Hi,
I am trying to extract individual words from a text pdf and its coordinates (the coordinates of the individual words) for further configuration. When I tried the below snippet, the entire line is getting extracted at the same time. Is there any way to extract each words and its coordinates. If so please tell us a way to do so.
// the code snippet
Document pdfDocument = new Document(“D:\Files\testpdf.pdf”);
TextFragmentAbsorber textFragmentAbsorber = new TextFragmentAbsorber();
pdfDocument.getPages().accept(textFragmentAbsorber);
TextFragmentCollection fragmentsCollection = textFragmentAbsorber.getTextFragments();
for (TextFragment textFragment : fragmentsCollection) {
System.out.println("Fragment: " + textFragment.getText() + " " + textFragment.getRectangle());
for (TextSegment textSegment : textFragment.getSegments()) {
System.out.println("TextSegment :- " + textSegment.getText());
}
}
Output for the above code and using the attached pdf.

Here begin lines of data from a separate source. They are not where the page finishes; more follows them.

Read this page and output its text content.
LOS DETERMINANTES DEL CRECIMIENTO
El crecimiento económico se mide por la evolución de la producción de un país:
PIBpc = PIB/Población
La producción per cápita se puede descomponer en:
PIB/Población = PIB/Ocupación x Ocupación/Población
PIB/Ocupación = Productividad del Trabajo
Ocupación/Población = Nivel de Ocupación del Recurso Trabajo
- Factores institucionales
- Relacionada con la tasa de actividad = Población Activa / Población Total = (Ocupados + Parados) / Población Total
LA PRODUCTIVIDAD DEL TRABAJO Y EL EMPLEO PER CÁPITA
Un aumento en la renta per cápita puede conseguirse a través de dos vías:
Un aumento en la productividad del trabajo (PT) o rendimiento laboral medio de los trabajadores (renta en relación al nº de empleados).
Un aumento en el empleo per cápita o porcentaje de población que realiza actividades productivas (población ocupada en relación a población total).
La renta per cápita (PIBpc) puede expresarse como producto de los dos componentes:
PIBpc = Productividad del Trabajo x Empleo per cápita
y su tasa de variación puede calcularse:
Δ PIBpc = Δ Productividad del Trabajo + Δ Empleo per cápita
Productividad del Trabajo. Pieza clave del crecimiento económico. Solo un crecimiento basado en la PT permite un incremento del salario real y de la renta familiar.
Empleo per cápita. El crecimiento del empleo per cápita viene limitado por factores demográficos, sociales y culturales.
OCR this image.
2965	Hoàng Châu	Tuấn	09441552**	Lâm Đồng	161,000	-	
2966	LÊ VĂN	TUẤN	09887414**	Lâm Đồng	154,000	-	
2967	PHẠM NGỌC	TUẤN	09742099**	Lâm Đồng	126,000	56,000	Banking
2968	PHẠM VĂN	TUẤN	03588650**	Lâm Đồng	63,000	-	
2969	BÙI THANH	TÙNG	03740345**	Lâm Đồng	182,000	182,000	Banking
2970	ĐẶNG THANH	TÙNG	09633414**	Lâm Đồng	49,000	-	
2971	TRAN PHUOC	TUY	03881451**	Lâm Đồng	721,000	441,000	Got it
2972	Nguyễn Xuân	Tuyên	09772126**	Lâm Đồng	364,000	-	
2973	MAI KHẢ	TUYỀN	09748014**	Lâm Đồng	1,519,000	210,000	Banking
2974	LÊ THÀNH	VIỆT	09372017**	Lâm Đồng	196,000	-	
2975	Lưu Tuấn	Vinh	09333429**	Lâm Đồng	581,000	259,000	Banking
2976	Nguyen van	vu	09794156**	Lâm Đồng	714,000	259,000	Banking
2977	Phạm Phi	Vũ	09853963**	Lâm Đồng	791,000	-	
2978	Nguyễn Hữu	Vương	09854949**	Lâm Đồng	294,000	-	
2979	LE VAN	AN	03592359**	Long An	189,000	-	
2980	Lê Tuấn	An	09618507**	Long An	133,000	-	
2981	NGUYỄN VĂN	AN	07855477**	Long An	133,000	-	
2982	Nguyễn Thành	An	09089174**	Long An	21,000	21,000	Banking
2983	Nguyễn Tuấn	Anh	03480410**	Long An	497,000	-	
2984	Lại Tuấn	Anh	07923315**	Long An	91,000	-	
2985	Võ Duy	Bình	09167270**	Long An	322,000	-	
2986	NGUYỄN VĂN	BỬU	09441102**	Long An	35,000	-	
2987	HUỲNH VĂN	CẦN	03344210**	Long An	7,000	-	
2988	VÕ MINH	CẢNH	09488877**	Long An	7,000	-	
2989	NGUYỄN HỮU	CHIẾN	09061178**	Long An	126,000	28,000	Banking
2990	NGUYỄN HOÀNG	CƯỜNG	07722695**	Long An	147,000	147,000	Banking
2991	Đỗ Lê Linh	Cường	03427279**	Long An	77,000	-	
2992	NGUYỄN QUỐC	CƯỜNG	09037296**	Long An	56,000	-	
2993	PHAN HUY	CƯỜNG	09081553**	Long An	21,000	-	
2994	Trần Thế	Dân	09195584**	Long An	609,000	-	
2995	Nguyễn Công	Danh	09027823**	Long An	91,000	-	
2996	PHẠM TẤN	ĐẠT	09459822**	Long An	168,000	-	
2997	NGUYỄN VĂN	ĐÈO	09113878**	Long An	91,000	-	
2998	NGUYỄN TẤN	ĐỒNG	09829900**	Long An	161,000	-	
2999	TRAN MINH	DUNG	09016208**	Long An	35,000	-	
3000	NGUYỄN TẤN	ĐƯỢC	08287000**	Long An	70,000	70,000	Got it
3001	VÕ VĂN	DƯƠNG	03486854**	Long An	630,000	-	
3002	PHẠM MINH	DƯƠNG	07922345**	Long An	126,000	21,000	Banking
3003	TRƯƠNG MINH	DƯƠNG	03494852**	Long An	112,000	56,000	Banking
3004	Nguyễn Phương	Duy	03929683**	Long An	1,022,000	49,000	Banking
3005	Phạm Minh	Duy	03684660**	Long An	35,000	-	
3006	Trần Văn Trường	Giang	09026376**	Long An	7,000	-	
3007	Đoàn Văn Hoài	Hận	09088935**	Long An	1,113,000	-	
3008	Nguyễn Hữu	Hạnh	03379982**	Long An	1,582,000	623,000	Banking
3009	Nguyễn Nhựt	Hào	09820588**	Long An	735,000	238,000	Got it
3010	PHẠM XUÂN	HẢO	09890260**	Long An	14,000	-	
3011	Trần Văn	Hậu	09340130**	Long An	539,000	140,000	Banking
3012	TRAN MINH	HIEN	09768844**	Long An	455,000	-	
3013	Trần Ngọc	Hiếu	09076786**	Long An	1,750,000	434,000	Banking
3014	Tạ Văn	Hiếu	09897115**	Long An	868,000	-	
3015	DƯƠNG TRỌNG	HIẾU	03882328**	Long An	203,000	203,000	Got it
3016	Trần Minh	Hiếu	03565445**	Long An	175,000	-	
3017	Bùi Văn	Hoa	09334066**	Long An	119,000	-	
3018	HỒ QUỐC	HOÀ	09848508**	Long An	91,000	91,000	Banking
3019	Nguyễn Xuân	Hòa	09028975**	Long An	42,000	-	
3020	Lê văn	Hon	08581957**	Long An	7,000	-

Fragment: IMPORTANT NOTICE TO OUR POLICYHOLDERS THANK YOU FOR RENEWING YOUR 56.76,721.492910122742,526.376316429464,734.667912506927
TextSegment :- IMPORTANT NOTICE TO OUR POLICYHOLDERS THANK YOU FOR RENEWING YOUR
testpdf.pdf (85.7 KB)
As you can see both the textFragments and textSegments are yielding the same result.
Thankyou.